If you have a function f(x,y,z), and you have a constant c, then the set of points satisfying f(x,y,z) = c is a two-dimensional surface. So now we let \vec{r}(t) be any path that stays on that surface. In terms of components, if we write \vec{r}(t) = (x(t), y(t), z(t)), then to say that \vec{r}(t) stays on the surface f(x,y,z)=c just means that for all t, we have:

f(x(t), y(t), z(t)) = c

So far, this is just true by assumption. We're assuming that x(t), y(t), z(t) are three functions such that f(x(t), y(t), z(t)) = c.

Since f(x(t), y(t), z(t)) = c, then it immediately follows that:

\frac{d}{dt} f(x(t), y(t), z(t)) = \frac{dc}{dt} = 0

All they're doing is defining f(x(t), y(t), z(t)) = g(t).
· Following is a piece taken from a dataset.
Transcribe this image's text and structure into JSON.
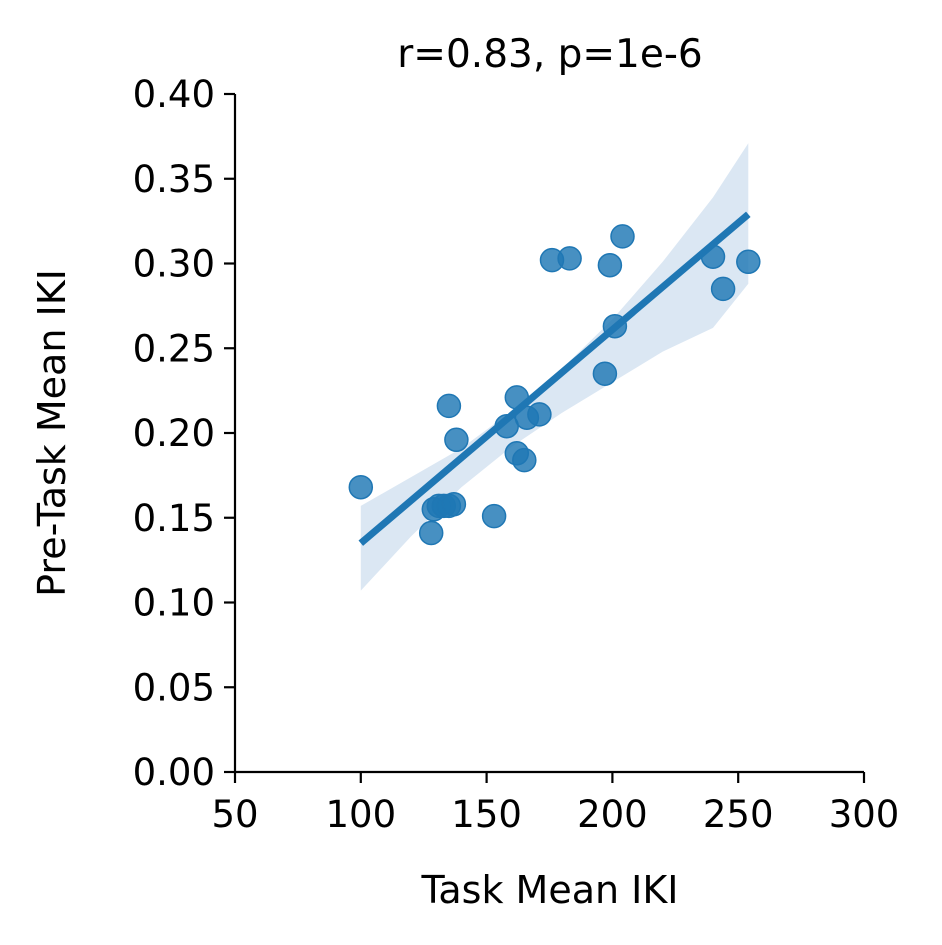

That's just the definition of g. So it immediately follows that \frac{d}{dt} g(t) = 0.

 

[henry wang]

If you have a function f(x,y,z), and you have a constant c, then the set of points satisfying f(x,y,z) = c is a two-dimensional surface. So now we let \vec{r}(t) be any path that stays on that surface. In terms of components, if we write \vec{r}(t) = (x(t), y(t), z(t)), then to say that \vec{r}(t) stays on the surface f(x,y,z)=c just means that for all t, we have:

f(x(t), y(t), z(t)) = c

So far, this is just true by assumption. We're assuming that x(t), y(t), z(t) are three functions such that f(x(t), y(t), z(t)) = c.

Since f(x(t), y(t), z(t)) = c, then it immediately follows that:

\frac{d}{dt} f(x(t), y(t), z(t)) = \frac{dc}{dt} = 0

All they're doing is defining f(x(t), y(t), z(t)) = g(t). That's just the definition of g. So it immediately follows that \frac{d}{dt} g(t) = 0.

Thank you very much, that make a lot of sense, I understand now!